Em uma nota pública coletiva, as centrais sindicais repudiaram, na tarde desta quarta-feira (15), a aprovação da Medida Provisória (MP) 905 pela Câmara dos Deputados. Conhecida como “MP do Contrato Verde e Amarelo”, a proposta amplia a reforma trabalhista e foi votada na noite de terça (14), sob intensos protestos da oposição, ao longo de quase 12 horas de debate e diferentes tentativas de obstrução da votação.

A medida passou a valer provisoriamente em novembro do ano passado, quando foi assinada pelo presidente Jair Bolsonaro (sem partido). Agora, deputados e senadores alinhados ao governo tentam garantir a aprovação da MP no Congresso Nacional até a próxima segunda-feira (20) para que ela não perca validade. Aprovada nessa terça (14) pela Câmara, a proposta segue, agora, para o Senado.
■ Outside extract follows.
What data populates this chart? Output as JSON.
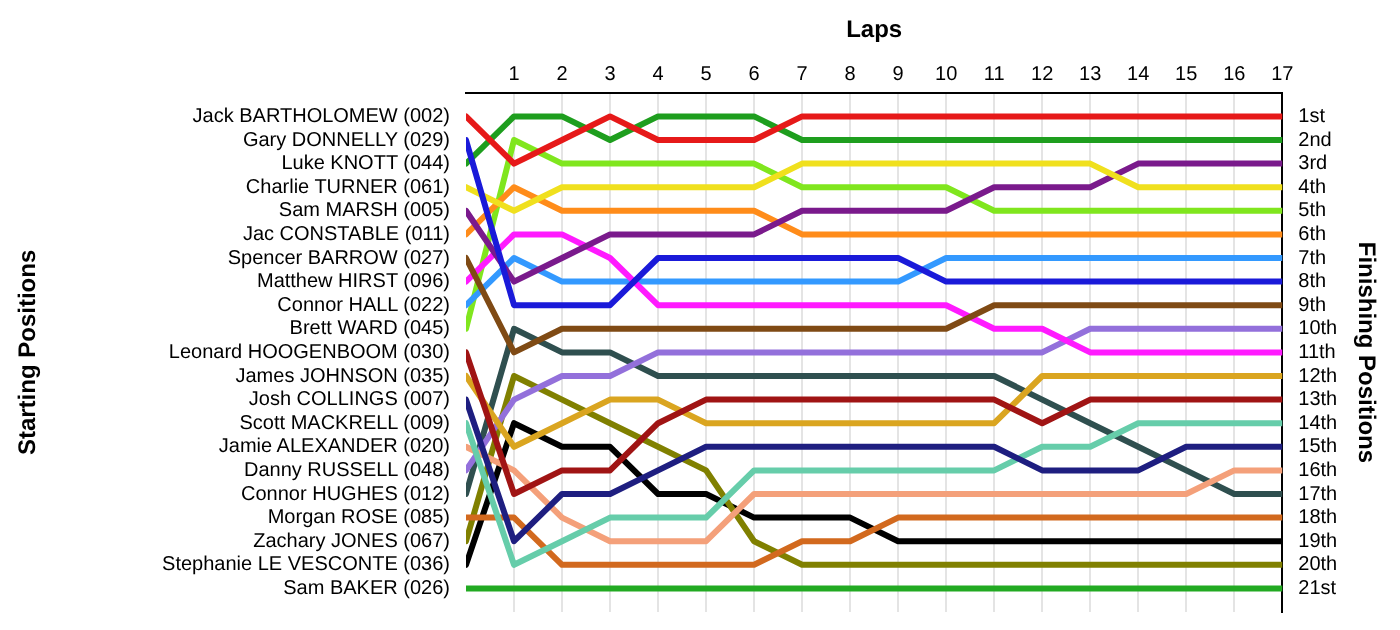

Desde novembro, a MP vem sendo alvo de uma dura queda de braço no Congresso Nacional. A disputa envolve parlamentares de oposição, centrais sindicais, entidades que reúnem especialistas do campo jurídico, empresários e outros setores aliados do governo.

Na nota direcionada à imprensa, as organizações sindicais destacam o fato de não terem sido ouvidas no processo de tramitação da matéria, que, em meados de março, foi votada na comissão mista a portas fechadas e sem acompanhamento da sociedade civil organizada.

“A aprovação dessas medidas que afetam diretamente a classe trabalhadora sem diálogo ou consulta às centrais e demais entidades sindicais é mais um ataque à democracia. A pretexto de reduzir encargos trabalhistas para empresas e, assim, estimular a geração de empregos, o programa, na verdade, visa eliminar os direitos trabalhistas e benefícios como o FGTS”, diz o texto.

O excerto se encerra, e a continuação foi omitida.